Eleven Winters of Discontent book, cover shows snowy landscape

Book Launch - Eleven Winters of Discontent

In August 1945 the Soviet Union seized the Japanese puppet state of Manchukuo and the colony of Southern Sakhalin, capturing more than 600,000 Japanese soldiers, who were transported to labour camps across the Soviet Union but primarily concentrated in Siberia and the Far East. The Japanese prisoners became a workforce for the rebuilding Soviets, as well as pawns in the Cold War. Sherzod Muminov draws on extensive Japanese, Russian, and English archives, memoirs and survivor interviews, to piece together a portrait of life in Siberia and, for those who survived, life in Japan afterward. Eleven Winters of Discontent reveals the real people underneath facile tropes of the prisoner of war and expands our understanding of the Cold War front.

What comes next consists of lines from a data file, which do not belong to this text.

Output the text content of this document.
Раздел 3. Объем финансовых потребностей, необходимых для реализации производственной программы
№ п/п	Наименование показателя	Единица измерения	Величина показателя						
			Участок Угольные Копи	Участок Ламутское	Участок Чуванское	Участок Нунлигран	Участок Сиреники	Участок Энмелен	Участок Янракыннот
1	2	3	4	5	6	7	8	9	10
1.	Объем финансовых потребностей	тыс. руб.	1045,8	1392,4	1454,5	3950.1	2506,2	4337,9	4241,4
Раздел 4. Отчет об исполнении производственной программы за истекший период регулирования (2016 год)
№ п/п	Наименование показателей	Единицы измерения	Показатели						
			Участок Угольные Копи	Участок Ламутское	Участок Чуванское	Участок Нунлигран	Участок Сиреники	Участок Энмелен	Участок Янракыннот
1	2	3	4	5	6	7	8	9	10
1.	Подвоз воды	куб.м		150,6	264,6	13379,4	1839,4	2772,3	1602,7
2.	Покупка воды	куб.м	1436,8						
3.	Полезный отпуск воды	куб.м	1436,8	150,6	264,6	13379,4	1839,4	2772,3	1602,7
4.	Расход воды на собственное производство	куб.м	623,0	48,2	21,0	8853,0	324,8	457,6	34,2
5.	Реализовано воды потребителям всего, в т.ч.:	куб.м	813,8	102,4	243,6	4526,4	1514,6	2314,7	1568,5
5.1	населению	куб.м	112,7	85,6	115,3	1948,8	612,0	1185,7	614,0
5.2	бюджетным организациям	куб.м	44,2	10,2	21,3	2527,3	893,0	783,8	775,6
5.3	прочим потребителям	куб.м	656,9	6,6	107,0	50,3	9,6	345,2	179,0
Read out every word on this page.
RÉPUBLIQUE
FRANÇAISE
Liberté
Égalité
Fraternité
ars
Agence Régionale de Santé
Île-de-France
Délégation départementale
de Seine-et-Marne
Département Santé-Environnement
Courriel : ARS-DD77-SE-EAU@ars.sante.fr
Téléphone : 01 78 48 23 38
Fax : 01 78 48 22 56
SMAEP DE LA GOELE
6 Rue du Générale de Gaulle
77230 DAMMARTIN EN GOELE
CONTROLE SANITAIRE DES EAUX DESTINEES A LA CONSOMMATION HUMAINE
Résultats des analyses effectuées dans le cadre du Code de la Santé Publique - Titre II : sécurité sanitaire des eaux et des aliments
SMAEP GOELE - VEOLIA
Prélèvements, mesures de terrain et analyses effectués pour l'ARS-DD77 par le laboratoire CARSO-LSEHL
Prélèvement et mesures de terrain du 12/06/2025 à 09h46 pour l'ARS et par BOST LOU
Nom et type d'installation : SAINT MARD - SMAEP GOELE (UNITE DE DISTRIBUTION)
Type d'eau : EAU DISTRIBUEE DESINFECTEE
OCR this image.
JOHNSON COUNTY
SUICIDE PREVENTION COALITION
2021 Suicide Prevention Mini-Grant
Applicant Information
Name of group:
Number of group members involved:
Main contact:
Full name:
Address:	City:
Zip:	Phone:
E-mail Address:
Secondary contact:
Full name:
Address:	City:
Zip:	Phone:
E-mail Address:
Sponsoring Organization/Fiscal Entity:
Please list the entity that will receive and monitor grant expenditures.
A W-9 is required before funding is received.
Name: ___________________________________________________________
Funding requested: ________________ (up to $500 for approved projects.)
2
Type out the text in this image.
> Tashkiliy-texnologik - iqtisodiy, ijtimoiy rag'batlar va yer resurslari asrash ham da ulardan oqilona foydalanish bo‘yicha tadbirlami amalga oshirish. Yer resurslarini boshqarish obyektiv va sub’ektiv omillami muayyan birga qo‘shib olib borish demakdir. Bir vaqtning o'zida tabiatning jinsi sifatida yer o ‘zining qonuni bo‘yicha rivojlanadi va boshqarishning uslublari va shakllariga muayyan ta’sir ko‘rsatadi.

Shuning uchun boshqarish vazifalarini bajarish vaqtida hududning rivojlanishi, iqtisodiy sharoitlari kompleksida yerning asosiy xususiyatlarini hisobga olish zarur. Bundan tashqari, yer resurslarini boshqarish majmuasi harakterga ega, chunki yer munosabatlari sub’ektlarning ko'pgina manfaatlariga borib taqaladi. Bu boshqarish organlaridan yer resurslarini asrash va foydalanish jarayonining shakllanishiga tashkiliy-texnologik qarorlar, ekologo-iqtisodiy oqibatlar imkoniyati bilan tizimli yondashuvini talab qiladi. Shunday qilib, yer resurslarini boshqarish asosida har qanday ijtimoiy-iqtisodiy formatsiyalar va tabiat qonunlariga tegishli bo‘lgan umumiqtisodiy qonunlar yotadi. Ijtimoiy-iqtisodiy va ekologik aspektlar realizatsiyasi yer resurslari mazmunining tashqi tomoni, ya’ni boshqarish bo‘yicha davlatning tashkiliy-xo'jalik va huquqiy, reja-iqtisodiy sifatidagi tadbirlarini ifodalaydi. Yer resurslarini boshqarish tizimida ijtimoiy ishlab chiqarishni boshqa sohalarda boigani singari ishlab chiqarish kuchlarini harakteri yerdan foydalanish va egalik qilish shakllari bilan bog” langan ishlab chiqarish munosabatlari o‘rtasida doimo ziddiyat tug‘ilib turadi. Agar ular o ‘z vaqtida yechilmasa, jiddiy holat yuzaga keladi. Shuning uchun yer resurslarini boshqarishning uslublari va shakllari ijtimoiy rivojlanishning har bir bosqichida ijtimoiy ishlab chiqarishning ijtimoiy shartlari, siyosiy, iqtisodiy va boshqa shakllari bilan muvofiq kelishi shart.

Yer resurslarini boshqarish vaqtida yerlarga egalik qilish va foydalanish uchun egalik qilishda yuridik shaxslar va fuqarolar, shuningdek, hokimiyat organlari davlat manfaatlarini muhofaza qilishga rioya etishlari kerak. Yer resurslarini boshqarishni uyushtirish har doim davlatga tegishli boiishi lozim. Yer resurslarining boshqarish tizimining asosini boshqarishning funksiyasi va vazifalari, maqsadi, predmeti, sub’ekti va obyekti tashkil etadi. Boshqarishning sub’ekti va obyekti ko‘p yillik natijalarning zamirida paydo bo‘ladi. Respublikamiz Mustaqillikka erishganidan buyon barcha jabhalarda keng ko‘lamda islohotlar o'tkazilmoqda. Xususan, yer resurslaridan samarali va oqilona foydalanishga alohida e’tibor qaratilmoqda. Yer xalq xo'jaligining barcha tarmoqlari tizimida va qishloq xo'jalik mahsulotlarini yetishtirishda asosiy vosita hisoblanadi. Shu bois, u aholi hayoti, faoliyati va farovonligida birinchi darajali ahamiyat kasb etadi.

Specially discounted copies of the book will be on sale for £25 at the event (RRP £36.95).

Eleven Winters of Discontent: The Siberian Internment and the Making of a New Japan by Sherzod Muminov is published by Harvard University Press (2022). It is available for purchase via this link.


About the contributors:
Dr Sherzod Muminov is a multilingual historian and Lecturer in Japanese History at the University of East Anglia, where he teaches courses on the histories of Japan, the Cold War, the Soviet Union, and POW and internment camps. Sherzod’s research dwells at the intersections of eras, empires, and ideologies, and draws from archives in Japanese, Russian, and English. He has co-edited (with Barak Kushner) two volumes on the dismantling of Japan’s imperial edifice in Asia, and his articles have been published in journals such as Cold War History and Situations: Cultural Studies in the Asian Context.